UK: fear or opportunity?
DOWN SIDE: BREXIT POSER HITS MARKETS
Just because the country’s stocks look cheap does not mean it’s a free-for-all. Moneyweb
One of Warren Buffett’s most famous investment sayings is “Be fearful when others are greedy. Be greedy when others are fearful.” If this sentiment is true, then one would assume the UK is offering a smorgasbord of investment opportunities.
The pound is hovering at its lowest level in 10 years with the exception of 2016/2017 when the implications of the Brexit vote started to trickle through.
At the same time the FTSE 100, a good barometer of market sentiment, has fallen sharply from its May 2018 highs.
Driving the negative sentiment is the ongoing political paralysis over Brexit and the possibility of a no-deal scenario that could yet cause challenges for the UK as well as European and world economies. Investors, already spooked by US and China trade tensions, have responded by selling out of sterling and the FTSE.
Yet the UK economy continues to tick along, albeit not at the speed of the US economy. It grew at 1.3% in 2018, and the European Commission predicts 1.2% growth for the coming year.
While the journey to the March 29 deadline for Brexit negotiations will continue to be a thrill ride no UK citizen anticipated, global investors are watching events with interest.
Fantasy
“We have a larger exposure to the UK market than many of our peers, but I would not say that we have taken a massive bet,” says Douw Steenekamp, portfolio manager, global equities at Denker Capital. “The Brexit negotiations will be crucial. Politicians are playing high stakes poker. A nation’s biggest trading partners are those that are closest to it. This fantasy that they can replace the EU with Japan, Australia or even SA is just crazy.
“If the UK plunges out of the EU it will not be good news in the short term; if they tear up Article 50 and remain part of the EU, the market and currency will rebound; and the middle road – an extension of the deadline to May – will just prolong the mess.”
As a result of the uncertainty, some stocks have been derated to the point that they are looking attractive.
“If one looks at the broader market on a price-to-book basis, it has been this cheap less than 10% of the time over the last 20 years,” says Nic Norman-Smith, CIO at Lentus Asset Management. “And every time it has been this cheap, the market has followed with solid returns over the next five-year period, historically by between 5% and 10% per annum.
‘You need to dig deep’
Zain Wilson, a portfolio manager at Old Mutual MacroSolutions, adds that while the market looks cheap it is not a wholesale buying opportunity. “Often, when assets are cheap they are cheap for a reason. There are opportunities in the UK, but you need to dig deep to find them.”
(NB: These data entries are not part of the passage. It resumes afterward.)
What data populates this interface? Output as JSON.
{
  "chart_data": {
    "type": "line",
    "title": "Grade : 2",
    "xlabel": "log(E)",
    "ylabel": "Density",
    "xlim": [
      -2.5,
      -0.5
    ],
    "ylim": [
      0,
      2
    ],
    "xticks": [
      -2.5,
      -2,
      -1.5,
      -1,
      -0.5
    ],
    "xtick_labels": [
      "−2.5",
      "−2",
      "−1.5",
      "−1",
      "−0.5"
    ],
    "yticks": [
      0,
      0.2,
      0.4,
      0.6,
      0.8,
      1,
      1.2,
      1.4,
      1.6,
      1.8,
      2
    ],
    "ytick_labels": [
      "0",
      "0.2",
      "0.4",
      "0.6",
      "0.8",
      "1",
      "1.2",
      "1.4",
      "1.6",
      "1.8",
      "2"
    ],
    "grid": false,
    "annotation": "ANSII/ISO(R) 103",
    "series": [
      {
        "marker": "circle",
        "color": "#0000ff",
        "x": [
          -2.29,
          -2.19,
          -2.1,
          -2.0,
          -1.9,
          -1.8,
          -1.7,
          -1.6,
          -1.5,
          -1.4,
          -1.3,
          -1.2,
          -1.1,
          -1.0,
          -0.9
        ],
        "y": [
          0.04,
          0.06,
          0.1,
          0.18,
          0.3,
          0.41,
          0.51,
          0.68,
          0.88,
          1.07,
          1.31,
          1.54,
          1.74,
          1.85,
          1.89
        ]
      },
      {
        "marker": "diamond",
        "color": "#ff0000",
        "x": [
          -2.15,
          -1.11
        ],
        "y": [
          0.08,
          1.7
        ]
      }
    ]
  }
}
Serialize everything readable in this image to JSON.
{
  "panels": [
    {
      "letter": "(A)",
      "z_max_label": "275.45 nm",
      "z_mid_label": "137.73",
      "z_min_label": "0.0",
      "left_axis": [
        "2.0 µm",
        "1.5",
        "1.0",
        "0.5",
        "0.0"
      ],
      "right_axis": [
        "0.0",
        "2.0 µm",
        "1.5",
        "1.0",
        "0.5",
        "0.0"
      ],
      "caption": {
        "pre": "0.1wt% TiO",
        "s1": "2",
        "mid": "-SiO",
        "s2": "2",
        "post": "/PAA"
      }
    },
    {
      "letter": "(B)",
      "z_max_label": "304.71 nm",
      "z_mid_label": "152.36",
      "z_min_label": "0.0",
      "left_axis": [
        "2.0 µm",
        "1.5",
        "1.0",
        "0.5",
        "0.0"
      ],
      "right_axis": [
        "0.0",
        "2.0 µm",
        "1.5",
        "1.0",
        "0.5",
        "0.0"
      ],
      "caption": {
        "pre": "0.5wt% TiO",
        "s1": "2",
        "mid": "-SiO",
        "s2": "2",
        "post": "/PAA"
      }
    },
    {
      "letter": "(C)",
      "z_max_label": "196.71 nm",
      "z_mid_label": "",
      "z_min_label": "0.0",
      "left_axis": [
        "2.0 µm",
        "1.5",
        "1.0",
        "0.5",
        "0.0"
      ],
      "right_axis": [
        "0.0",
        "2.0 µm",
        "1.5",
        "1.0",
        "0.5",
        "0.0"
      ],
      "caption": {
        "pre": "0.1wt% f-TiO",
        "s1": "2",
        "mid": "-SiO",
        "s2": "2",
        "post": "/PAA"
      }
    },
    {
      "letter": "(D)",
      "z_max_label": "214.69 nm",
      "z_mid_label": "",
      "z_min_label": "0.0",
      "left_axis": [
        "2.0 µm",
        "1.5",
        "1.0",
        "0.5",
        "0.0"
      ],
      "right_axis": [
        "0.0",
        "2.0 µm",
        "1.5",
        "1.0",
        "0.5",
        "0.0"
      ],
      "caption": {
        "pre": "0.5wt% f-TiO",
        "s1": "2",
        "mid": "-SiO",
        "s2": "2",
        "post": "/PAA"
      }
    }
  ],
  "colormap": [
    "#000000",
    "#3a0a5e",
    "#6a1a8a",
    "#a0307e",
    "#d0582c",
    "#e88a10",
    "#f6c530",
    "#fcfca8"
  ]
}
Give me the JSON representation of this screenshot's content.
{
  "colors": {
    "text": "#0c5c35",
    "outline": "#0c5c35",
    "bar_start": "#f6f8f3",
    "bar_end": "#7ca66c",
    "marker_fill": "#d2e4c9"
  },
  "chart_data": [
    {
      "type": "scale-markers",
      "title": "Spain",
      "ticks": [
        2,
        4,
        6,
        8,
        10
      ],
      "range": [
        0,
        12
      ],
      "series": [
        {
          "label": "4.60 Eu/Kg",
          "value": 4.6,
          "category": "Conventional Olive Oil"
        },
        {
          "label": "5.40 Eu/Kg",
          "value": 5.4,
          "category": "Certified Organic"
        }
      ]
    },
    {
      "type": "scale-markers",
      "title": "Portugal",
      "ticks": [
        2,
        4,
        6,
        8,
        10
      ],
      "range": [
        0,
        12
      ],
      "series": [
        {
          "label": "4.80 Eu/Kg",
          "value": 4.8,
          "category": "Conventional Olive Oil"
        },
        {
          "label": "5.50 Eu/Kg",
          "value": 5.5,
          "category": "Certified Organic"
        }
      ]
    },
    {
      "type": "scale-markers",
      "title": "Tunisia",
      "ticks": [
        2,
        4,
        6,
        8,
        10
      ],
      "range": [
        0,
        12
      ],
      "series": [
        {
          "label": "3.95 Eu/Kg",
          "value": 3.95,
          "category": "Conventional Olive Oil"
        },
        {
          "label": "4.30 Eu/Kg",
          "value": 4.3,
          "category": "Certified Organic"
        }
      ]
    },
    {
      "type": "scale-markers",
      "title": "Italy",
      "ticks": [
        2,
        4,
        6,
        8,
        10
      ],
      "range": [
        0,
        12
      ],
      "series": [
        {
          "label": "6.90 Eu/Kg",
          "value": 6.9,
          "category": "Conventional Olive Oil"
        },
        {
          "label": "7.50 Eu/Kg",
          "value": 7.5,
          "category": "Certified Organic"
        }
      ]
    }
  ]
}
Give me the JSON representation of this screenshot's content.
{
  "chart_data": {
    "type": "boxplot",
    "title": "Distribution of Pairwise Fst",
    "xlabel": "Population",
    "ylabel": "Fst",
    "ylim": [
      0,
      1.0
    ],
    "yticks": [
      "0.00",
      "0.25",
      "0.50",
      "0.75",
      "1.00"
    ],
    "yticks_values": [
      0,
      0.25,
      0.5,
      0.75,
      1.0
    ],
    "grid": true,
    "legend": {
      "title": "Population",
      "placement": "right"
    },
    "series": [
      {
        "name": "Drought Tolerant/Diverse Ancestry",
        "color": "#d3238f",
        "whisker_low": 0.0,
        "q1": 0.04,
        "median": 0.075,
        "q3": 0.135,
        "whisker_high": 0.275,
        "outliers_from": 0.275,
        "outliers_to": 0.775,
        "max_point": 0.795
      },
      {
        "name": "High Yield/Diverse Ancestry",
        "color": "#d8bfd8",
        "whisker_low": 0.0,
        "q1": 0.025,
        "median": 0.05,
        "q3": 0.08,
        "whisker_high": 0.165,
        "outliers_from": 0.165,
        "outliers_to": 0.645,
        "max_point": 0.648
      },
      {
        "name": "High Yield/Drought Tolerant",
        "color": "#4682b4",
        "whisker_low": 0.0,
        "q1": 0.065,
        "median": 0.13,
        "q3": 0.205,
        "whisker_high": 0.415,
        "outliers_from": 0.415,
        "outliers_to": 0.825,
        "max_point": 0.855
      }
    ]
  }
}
Like the JSE Top 40, the FTSE 100 is not an accurate reflection of the UK economy. Many of the large-cap stocks listed in the UK are global companies that are not that exposed to the underlying UK economy. Unilever, for instance, generates 5% of global sales in the UK, BP even less.
The FTSE 250, home to more mid-cap and domestically focused stocks, is a better reflection of the UK market. It fell 25% between June and December last year, before rebounding slightly in January, compared to the FTSE 100, which fell 17% in the same period.